Ramadan claims he has "no functional connection" with the Muslim Brotherhood. But he was trained at the Leicester Islamic Foundation in England, the controversial institution that propagates the doctrines of the key Islamist ideologues Maulana Maududi and Syed Qutb and which aims to promote "an Islamic social order in Great Britain".
And Ramadan has repeatedly said that his grandfather's views have "inspired" him and "there is nothing in this heritage that I reject".
So what is the heritage of Hassan al-Banna? He did not just promote the most reactionary and oppressive Islamic fundamentalism. He also devised a strategy of "graduated conquest" - pursued by the Muslim Brotherhood around the world - by which not only the countries of the former medieval Islamic caliphate, but all countries where Muslims live, are to be gradually Islamised and then taken over by an Islamic government under sharia law.
This is the "heritage" Ramadan endorses. The only difference is that he has developed a particularly subtle strategy for seducing the West into embracing Islamist thinking without realising what is happening.
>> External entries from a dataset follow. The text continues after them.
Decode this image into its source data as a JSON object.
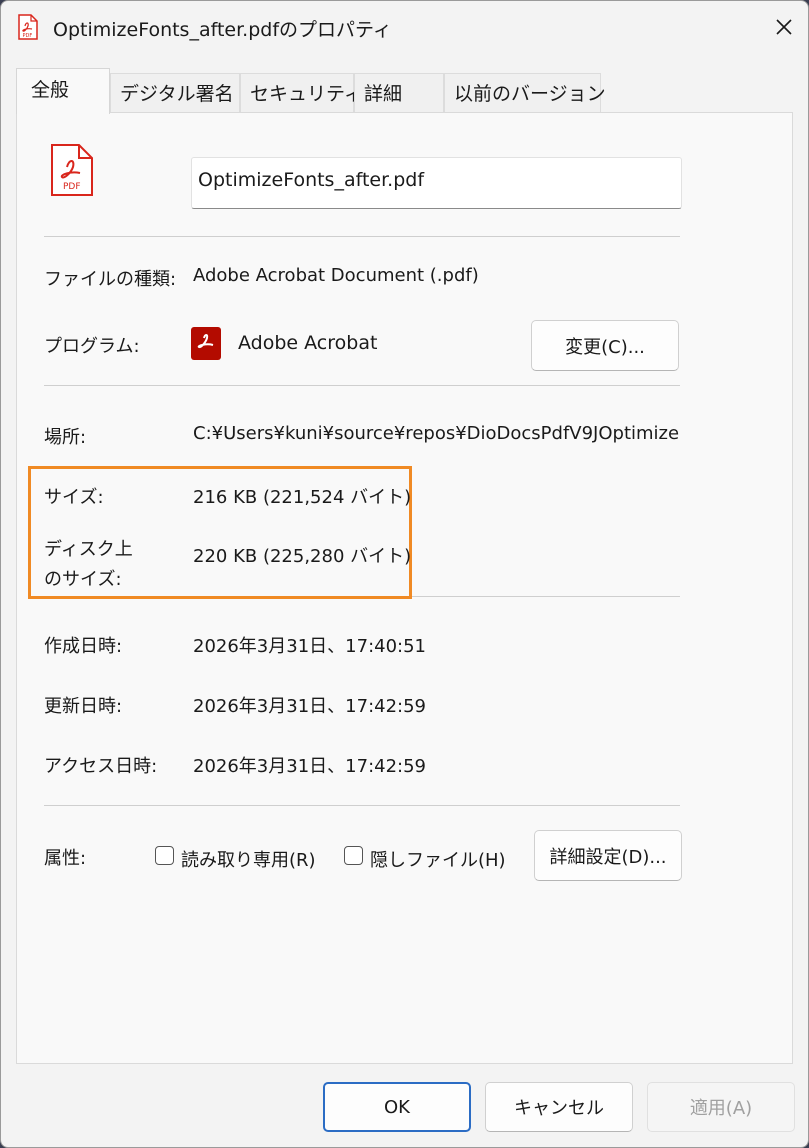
{
  "window": {
    "title": "OptimizeFonts_after.pdfのプロパティ",
    "title_icon": "pdf-file-icon",
    "close_icon": "close-icon"
  },
  "tabs": [
    {
      "label": "全般",
      "active": true
    },
    {
      "label": "デジタル署名"
    },
    {
      "label": "セキュリティ"
    },
    {
      "label": "詳細"
    },
    {
      "label": "以前のバージョン"
    }
  ],
  "general": {
    "file_icon_label": "PDF",
    "filename": "OptimizeFonts_after.pdf",
    "file_type_label": "ファイルの種類:",
    "file_type_value": "Adobe Acrobat Document (.pdf)",
    "program_label": "プログラム:",
    "program_value": "Adobe Acrobat",
    "change_button": "変更(C)...",
    "location_label": "場所:",
    "location_value": "C:¥Users¥kuni¥source¥repos¥DioDocsPdfV9JOptimize",
    "size_label": "サイズ:",
    "size_value": "216 KB (221,524 バイト)",
    "disk_size_label_line1": "ディスク上",
    "disk_size_label_line2": "のサイズ:",
    "disk_size_value": "220 KB (225,280 バイト)",
    "created_label": "作成日時:",
    "created_value": "2026年3月31日、17:40:51",
    "modified_label": "更新日時:",
    "modified_value": "2026年3月31日、17:42:59",
    "accessed_label": "アクセス日時:",
    "accessed_value": "2026年3月31日、17:42:59",
    "attributes_label": "属性:",
    "readonly_label": "読み取り専用(R)",
    "hidden_label": "隠しファイル(H)",
    "advanced_button": "詳細設定(D)..."
  },
  "footer": {
    "ok": "OK",
    "cancel": "キャンセル",
    "apply": "適用(A)"
  },
  "colors": {
    "highlight": "#f08a24",
    "acrobat_red": "#b30b00",
    "pdf_red": "#d9261c"
  }
}
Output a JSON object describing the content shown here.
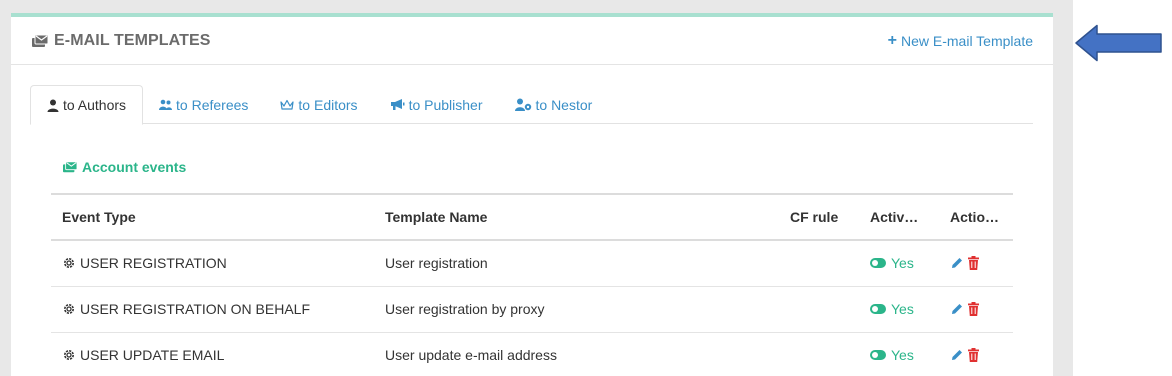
{
  "header": {
    "title": "E-MAIL TEMPLATES",
    "new_button_label": "New E-mail Template"
  },
  "tabs": [
    {
      "label": "to Authors",
      "active": true,
      "icon": "user-icon"
    },
    {
      "label": "to Referees",
      "active": false,
      "icon": "users-icon"
    },
    {
      "label": "to Editors",
      "active": false,
      "icon": "crown-icon"
    },
    {
      "label": "to Publisher",
      "active": false,
      "icon": "megaphone-icon"
    },
    {
      "label": "to Nestor",
      "active": false,
      "icon": "user-gear-icon"
    }
  ],
  "section": {
    "title": "Account events"
  },
  "table": {
    "columns": [
      "Event Type",
      "Template Name",
      "CF rule",
      "Activ…",
      "Actio…"
    ],
    "rows": [
      {
        "event": "USER REGISTRATION",
        "template": "User registration",
        "cf_rule": "",
        "active": "Yes"
      },
      {
        "event": "USER REGISTRATION ON BEHALF",
        "template": "User registration by proxy",
        "cf_rule": "",
        "active": "Yes"
      },
      {
        "event": "USER UPDATE EMAIL",
        "template": "User update e-mail address",
        "cf_rule": "",
        "active": "Yes"
      }
    ]
  },
  "colors": {
    "accent": "#3a8fc7",
    "green": "#2bb58a",
    "delete": "#e03131",
    "arrow": "#4472c4"
  }
}
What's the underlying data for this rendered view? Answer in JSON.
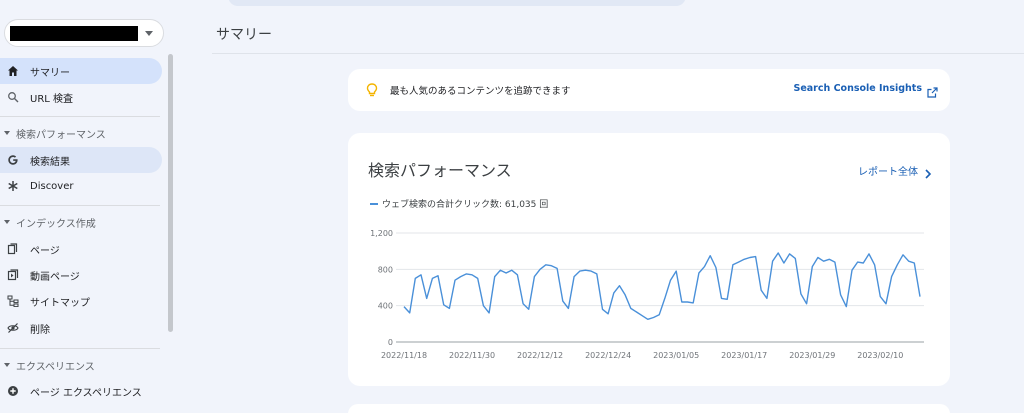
{
  "sidebar": {
    "property_selector": {
      "value": ""
    },
    "items": [
      {
        "label": "サマリー",
        "icon": "home-icon"
      },
      {
        "label": "URL 検査",
        "icon": "search-icon"
      }
    ],
    "sections": [
      {
        "label": "検索パフォーマンス",
        "items": [
          {
            "label": "検索結果",
            "icon": "google-g-icon"
          },
          {
            "label": "Discover",
            "icon": "asterisk-icon"
          }
        ]
      },
      {
        "label": "インデックス作成",
        "items": [
          {
            "label": "ページ",
            "icon": "pages-icon"
          },
          {
            "label": "動画ページ",
            "icon": "video-page-icon"
          },
          {
            "label": "サイトマップ",
            "icon": "sitemap-icon"
          },
          {
            "label": "削除",
            "icon": "removal-icon"
          }
        ]
      },
      {
        "label": "エクスペリエンス",
        "items": [
          {
            "label": "ページ エクスペリエンス",
            "icon": "plus-circle-icon"
          }
        ]
      }
    ]
  },
  "page": {
    "title": "サマリー"
  },
  "insights": {
    "text": "最も人気のあるコンテンツを追跡できます",
    "link": "Search Console Insights",
    "accent": "#f4b400"
  },
  "performance": {
    "title": "検索パフォーマンス",
    "report_link": "レポート全体",
    "legend": "ウェブ検索の合計クリック数: 61,035 回",
    "line_color": "#4a90d9"
  },
  "chart_data": {
    "type": "line",
    "title": "",
    "xlabel": "",
    "ylabel": "",
    "ylim": [
      0,
      1200
    ],
    "y_ticks": [
      "0",
      "400",
      "800",
      "1,200"
    ],
    "x_tick_labels": [
      "2022/11/18",
      "2022/11/30",
      "2022/12/12",
      "2022/12/24",
      "2023/01/05",
      "2023/01/17",
      "2023/01/29",
      "2023/02/10"
    ],
    "series": [
      {
        "name": "ウェブ検索の合計クリック数",
        "values": [
          390,
          320,
          700,
          740,
          480,
          700,
          730,
          410,
          370,
          680,
          720,
          750,
          740,
          700,
          400,
          320,
          720,
          790,
          760,
          790,
          740,
          420,
          360,
          720,
          800,
          850,
          840,
          810,
          450,
          370,
          720,
          780,
          790,
          780,
          750,
          360,
          310,
          540,
          620,
          520,
          370,
          330,
          290,
          250,
          270,
          300,
          480,
          680,
          780,
          440,
          440,
          430,
          760,
          830,
          950,
          820,
          480,
          470,
          850,
          880,
          910,
          930,
          940,
          570,
          480,
          890,
          980,
          870,
          970,
          920,
          530,
          420,
          830,
          930,
          890,
          910,
          880,
          520,
          390,
          790,
          880,
          870,
          970,
          850,
          500,
          420,
          720,
          850,
          960,
          890,
          870,
          500
        ]
      }
    ]
  }
}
On the issue of terror, he is particularly slippery. Professing to oppose terrorism, he denies that his grandfather had anything to do with jihadi violence. Yet al-Banna explicitly supported the armed jihad which he considered to be the highest and "most sacred" form of holy war.
Ramadan claims his grandfather limited this to "legitimate defence" or "resistance in the face of injustice". But this is precisely the weaselly formulation by which Islamists justify the "resistance" of human bomb terrorism in Israel or Iraq.
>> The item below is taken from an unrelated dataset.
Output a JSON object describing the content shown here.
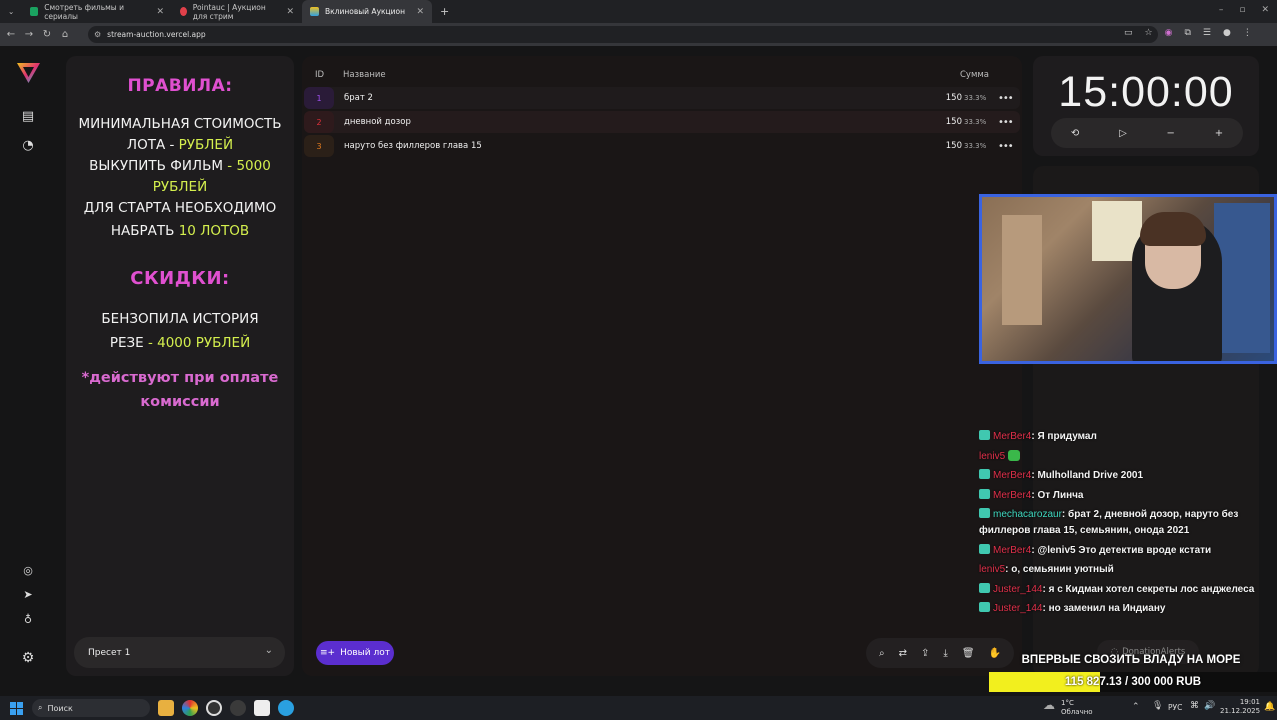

Behind the honeyed words about reform and tolerance which have entranced his Western fan club, Ramadan has consistently lined himself up with the forces of obscurantism, intolerance, hatred and violence.
The first association he set up in 1994, the Muslim Men and Women of Switzerland, promoted confrontation and stirred up tension. He wrote the preface for a compilation of fatwas by the European Council for Fatwa whose president, Sheik Yusuf al-Qaradawi, has said human bomb operations in Israel and Iraq are a religious duty.
Through his stronghold in the Union of Young Muslims in Lyon, he radicalised thousands of young French Muslims. In 1993, he was involved in a successful attempt in Geneva to stop production of a play by Voltaire on the grounds that it insulted Islam.
In a telling exchange with the future French President Nicolas Sarkozy, he refused to condemn stoning to death for adultery, calling merely for a moratorium on this barbaric practice. And all those who oppose him he labels Islamophobes, Jews or Zionists. The desperation to embrace this most devious "reformer" is gravely misplaced. Truly moderate Muslims are undermined and indeed endangered by Ramadan at every turn.
Far from offering a way to modernise Islam, he proposes instead to Islamise modernity. And he is all the more dangerous precisely because his weapon is not a bomb-belt but his tongue. Some may say that, even if his thinking is reactionary, that is no reason to refuse to let him into the country. This naive view ignores the fact that the Islamists' war of civilisation is being conducted principally on the battleground of ideas.
Terrorism merely backs up the Muslim Brotherhood's fundamental strategy of cultural infiltration, incitement, demoralisation and conquest.
As Fourest has written, the strategy of Ramadan is to globalise the Islamic awakening that is part of that strategy. In May 2003, the Appeal Court of Lyon agreed that language employed by preachers such as Ramadan "can influence young Muslims and can serve as a factor inciting them to join up with those engaged in violent acts". Wherever he goes, Ramadan is a pied piper leading the young to jihad by his mesmeric tunes. Through his appeal, he is probably the most dangerous Islamist in the Western world.
Thanks to the short-sightedness of the British Government, brother Tariq has been given a platform to radicalise innumerable young Muslims. Does Australia really want to follow suit?
Melanie Phillips is a columnist with the Daily Mail in Britain and the author of Londonistan.